Once, I saw Two Hours Traffic with five pieces of plaid clothing between the four members. (One of them had on a plaid jacket over a plaid shirt.) We called it 125 per cent plaid, though it’s questionable why it isn’t still just 100 per cent plaid.

When they were playing Friday night at the It’s Gonna Get Loud Tent, they were a ways off from that. Singer Liam Corcoran was even wearing a suit jacket. Suit jacket Two Hours Traffic? What’s this?

I could try to pull something about their evolving sound out of this and yes, they have changed and polished their music a little over the years. Their live show is better for it. While I haven’t spent as much time with their latest, Foolish Blood, as I have their previous records, the songs translate better live from what I’ve seen.

Make no mistake, the first few THT records are great. Somehow, the Carillon got like four copies of their breakthrough, 2008’s Little Jabs, and each wound up in the hands of someone who loved it, me included.

Strangely, those songs aren’t buoyed by THT’s energetic performance. After a Foolish Blood track, they jumped into “Whenever We Finish” and “Weightless One”, a pair of earlier gems for the P.E.I. power-pop group that fell surprisingly flat live. Whereas the new material seems built for the stage.

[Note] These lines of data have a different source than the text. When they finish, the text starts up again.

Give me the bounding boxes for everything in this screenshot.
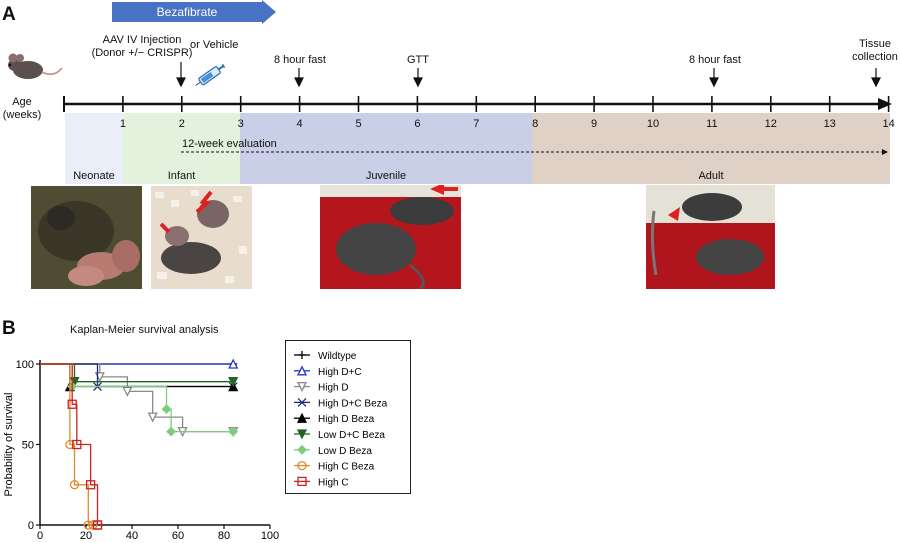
km-marker [85,480,96,490]
injection-label: AAV IV Injection (Donor +/− CRISPR) [91,34,193,59]
week-label: 5 [355,118,362,130]
x-tick-label: 0 [37,530,43,542]
x-tick-label: 20 [80,530,92,542]
y-tick-label: 0 [28,520,34,532]
legend-box: Wildtype High D+C High D High D+C Beza High … [285,340,411,494]
band-infant [123,113,240,184]
legend-label: Low D Beza [318,446,372,457]
km-marker [67,399,77,409]
week-label: 10 [646,118,660,130]
km-marker [228,377,239,388]
week-label: 7 [473,118,480,130]
adult-photo [646,185,775,289]
band-juvenile [240,113,532,184]
legend-label: High D+C Beza [318,398,388,409]
chart-title: Kaplan-Meier survival analysis [70,324,219,336]
band-neonate [65,113,123,184]
legend-label: Low D+C Beza [318,430,385,441]
fast2-label: 8 hour fast [689,54,741,66]
km-marker [161,404,172,414]
timeline [63,62,892,184]
week-label: 9 [591,118,598,130]
km-marker [69,480,80,490]
km-marker [298,351,306,359]
age-label: Age (weeks) [2,96,42,121]
legend-label: High C [318,477,349,488]
infant-photo [151,186,252,289]
week-label: 2 [178,118,185,130]
legend-label: High D Beza [318,414,375,425]
y-axis-label: Probability of survival [3,393,15,497]
week-label: 13 [823,118,836,130]
evaluation-label: 12-week evaluation [182,138,277,150]
week-label: 4 [296,118,303,130]
week-label: 12 [764,118,777,130]
km-marker [296,381,308,393]
x-tick-label: 80 [218,530,230,542]
km-series-line [40,363,234,383]
km-marker [297,460,307,471]
km-series-line [40,363,234,433]
stage-infant: Infant [167,170,196,182]
tissue-label: Tissue collection [852,38,898,63]
juvenile-photo [320,185,461,289]
km-marker [297,444,307,455]
gtt-label: GTT [407,54,429,66]
x-tick-label: 60 [172,530,184,542]
km-marker [297,476,307,487]
km-marker [65,439,75,450]
week-label: 11 [706,118,718,130]
syringe-icon [195,63,226,86]
week-label: 8 [532,118,539,130]
km-marker [296,365,308,376]
legend-label: Wildtype [318,351,357,362]
km-marker [166,426,177,437]
legend-label: High D+C [318,367,362,378]
km-marker [296,429,308,440]
km-marker [92,520,103,530]
legend: Wildtype High D+C High D High D+C Beza High … [294,351,388,488]
km-marker [228,426,239,437]
mouse-icon [8,53,63,79]
km-marker [297,397,307,407]
legend-label: High D [318,383,349,394]
panel-b-letter: B [2,318,16,339]
km-chart: 0 20 40 60 80 100 0 50 100 Probability of surviva… [3,358,279,542]
week-label: 14 [882,118,895,130]
km-marker [228,358,239,369]
fast1-label: 8 hour fast [274,54,326,66]
legend-label: High C Beza [318,462,375,473]
km-marker [296,412,308,423]
km-series-line [40,363,93,526]
km-marker [72,439,82,450]
x-tick-label: 40 [126,530,138,542]
stage-juvenile: Juvenile [365,170,407,182]
band-adult [532,113,890,184]
stage-neonate: Neonate [73,170,115,182]
or-vehicle-label: or Vehicle [190,39,239,51]
bezafibrate-label: Bezafibrate [156,5,218,19]
week-label: 6 [414,118,421,130]
x-tick-label: 100 [261,530,279,542]
km-marker [147,412,158,423]
km-series-line [40,363,234,433]
km-marker [122,386,133,397]
week-label: 1 [119,118,126,130]
neonate-photo [31,186,142,289]
panel-a-letter: A [2,4,16,25]
week-label: 3 [237,118,244,130]
bezafibrate-arrow [112,0,276,24]
stage-adult: Adult [698,170,724,182]
y-tick-label: 100 [16,359,34,371]
km-marker [83,520,93,530]
y-tick-label: 50 [22,440,34,452]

They were followed in the tent by their tour mates, Regina’s own Rah Rah. The group — performing as a five piece tonight — are still touring behind The Poet’s Dead, their most focused, most well written and simply best album to date. That’s translated to their live show. They fucking rock.

If you wanted to find a criticism, it would have to be that their sets feel really rehearsed now. With all the switching they have to do — which might be cut down from their days touring Breaking Hearts, actually — and how seamless they make it, they’ve honed a set that you can’t see them deviating from. You don’t get the impression that they could play anything from their albums at anytime. This is mostly a fleeting quibble.

Near the end of the show, band member Kristina Hedlund releases three inflatable letters — R-A-H — into the crowd. I’m standing beside Gregory “G-Beat” Beatty this whole time and when the letters reach him, he does nothing. He just stands there with his hands in his pockets, letting the letters bump up against him. I get the impression that if he were locked in a room and forced to battle these balloons, the balloons would win. Eventually, they do; he takes off before the set is over.